Confession

No doubt some of my readers predicted this.

** What is the point of confession?

I feel I should write this confession “for the record”, but (a) I don’t feel a great deal of remorse, guilt, disgust, etc., (b) I don’t want to “show off”. I’m not quite clear about what is the point of a confession.

I’m putting this bit first in case readers bail out early :D

What is the point of confession? The wikipedia page mentioned the acknowledgement of sins as sins (i.e., contrition), and penance. It mentioned three points: disclosure, contrition and satisfaction. It sounds almost like filling in forms.

It feels too mean to myself to condemn this as sin. Just describing it as sin adds to the punishment and anxiety that I’m running away from.

Who is the person wronged? “My wife” is the obvious answer. The idea of confessing all this to her horrifies me, and I can’t imagine what use it would be.

So, contrition and satisfaction, not yet. Any guidance on that appreciated.

But this at least is disclosure.

** What happened?

I have sunk back into my bad habit, which was dormant through 2014 — dormant until 24th May this year.

For a month or two I had been browsing the lingerie sections of department store websites (mainly my favourite, Marks & Spencer). I would even draw up little shopping lists. However, I’d been on several business trips and not taken up the opportunity/temptation to go shopping. During the same period I hadn’t looked at pornography at all — perhaps online ladies underwear shops had become my pornography, like when I was a kid.
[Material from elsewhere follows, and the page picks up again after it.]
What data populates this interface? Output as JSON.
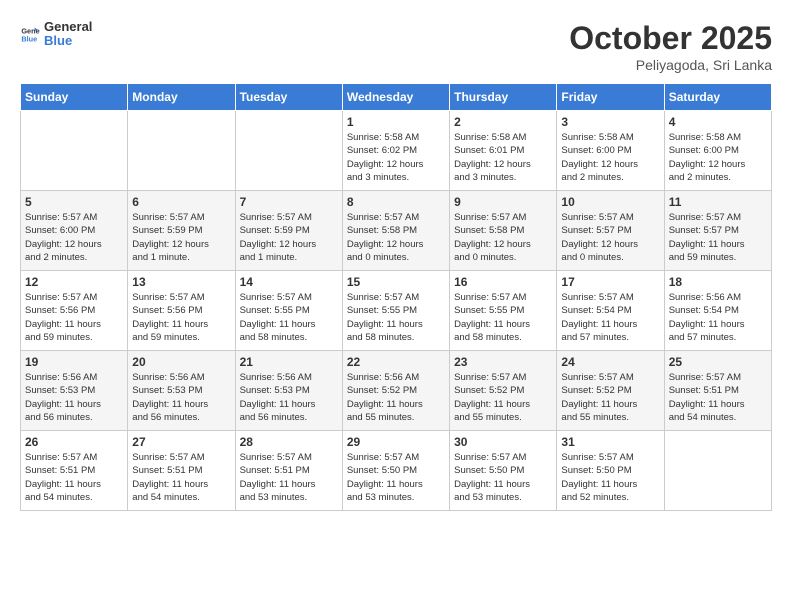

Towards the end of May, various tensions and stresses were mounting up and I was increasingly “feeling the need” to give myself a treat. A business trip to London was coming up.

But would it be a treat? Would I just be wracked by disgust and guilt and remorse?

When I threw away my previous stash I’d kept a pair of pink cotton shorties — so I could test!

*** Sunday 24th May

The weekend before the trip I worked on the Sunday. Just before going off to lunch at a nearby bar I changed into the pink shorties. Just stepping into them released all the hoped for feelings of excitement and relaxation. I spent the rest of the day in them until going home.

*** Monday 25th May

First of four days away. I went down to London on the train, wearing the pink shorties. As I liked to do in the Old Days, I packed no boring male undies, planning to buy some nice knickers and wear only them for the duration. As soon as I’d unloaded my luggage at the hotel I went to Marks and Spencer’s and bought:

I wanted to buy the Floral Satin Long Nightdress but there weren’t any in stock.

After buying them I went to the menswear department and took a pair of men’s trousers into a fitting room so I could put on the Petra knickers and bra. I spent the rest of the day wearing them. Absolute bliss wearing a pretty bra!

(I’m wearing them again as I write.)

*** Tuesday 26th May

After a meeting in the morning I went into New Look, a kind of “cheap & cheerful” ladies clothes shop and bought:

I was very happy with all my purchases and, as planned, stayed in pretty knickers all week, only changing back once I’d arrived home.

*** Tuesday 2nd June

I spent a night away on another more local business trip. Again took no boring male underwear. At the office before setting off I changed into the knickers and bra.

Shopping again in Primark I bought a satin strappy nightie (they don’t have an online shop, but I found an unflattering photo of it here), and in Ann Summer’s I bought an Anal Training Kit (with lubricant and cleaner). Cringe!

The nightie was lovely to sleep in, and in the morning I wore the New Look Blue Lace Band Thong to the meeting.

** So!

It wouldn’t be a complete description of events if I didn’t say how much I enjoy wearing all these things. I don’t feel like I am trying to “act out a fantasy”, doomed to fail. Sensually they feel nice to wear. Giving myself this private, secret treat makes me feel a little bit special. Private means I don’t have to justify or explain it, and secret means no-one can take it away.

I feel like I have crossed a line. I am more or less back to where I was before I threw out my entire stash towards the end of 2013. Back wearing knickers, bras, and strappy nighties whenever possible.

** Why do I think it happened?

Everything I say here is going to sound like whingeing:

  • tensions and stressed and anxieties are piling up at work;
  • wife and son are both in bad ways of their own, requiring attention and effort. Certainly neither is in a fit state to offer emotional support;
  • I have no-one to turn to — no-one to pamper me, smooth away the daily grind.

The “spell” of the knickers is a secret private space that is just nice.

** How do I feel about it?

I spent a fair amount of money — nearly £100? — and I do feel guilty about that. However, I have used that feeling to look at my spending generally: I’ve spent a couple of hundred pounds on books already this year. I need to be more careful with money, fetish or no fetish.

** What am I going to do about it?

I don’t know.

I am not going to throw it all out. I have been stuck in a binge/purge cycle before and it is very unpleasant. At the same time, I am trying not to regret throwing out my stash at the end of 2013.

I am not going to punish myself for this weakness.

I am going to indulge when I want to (I know I don’t need to blog here about it every time :D). I find it interesting that it seems to have kept me away from pornography.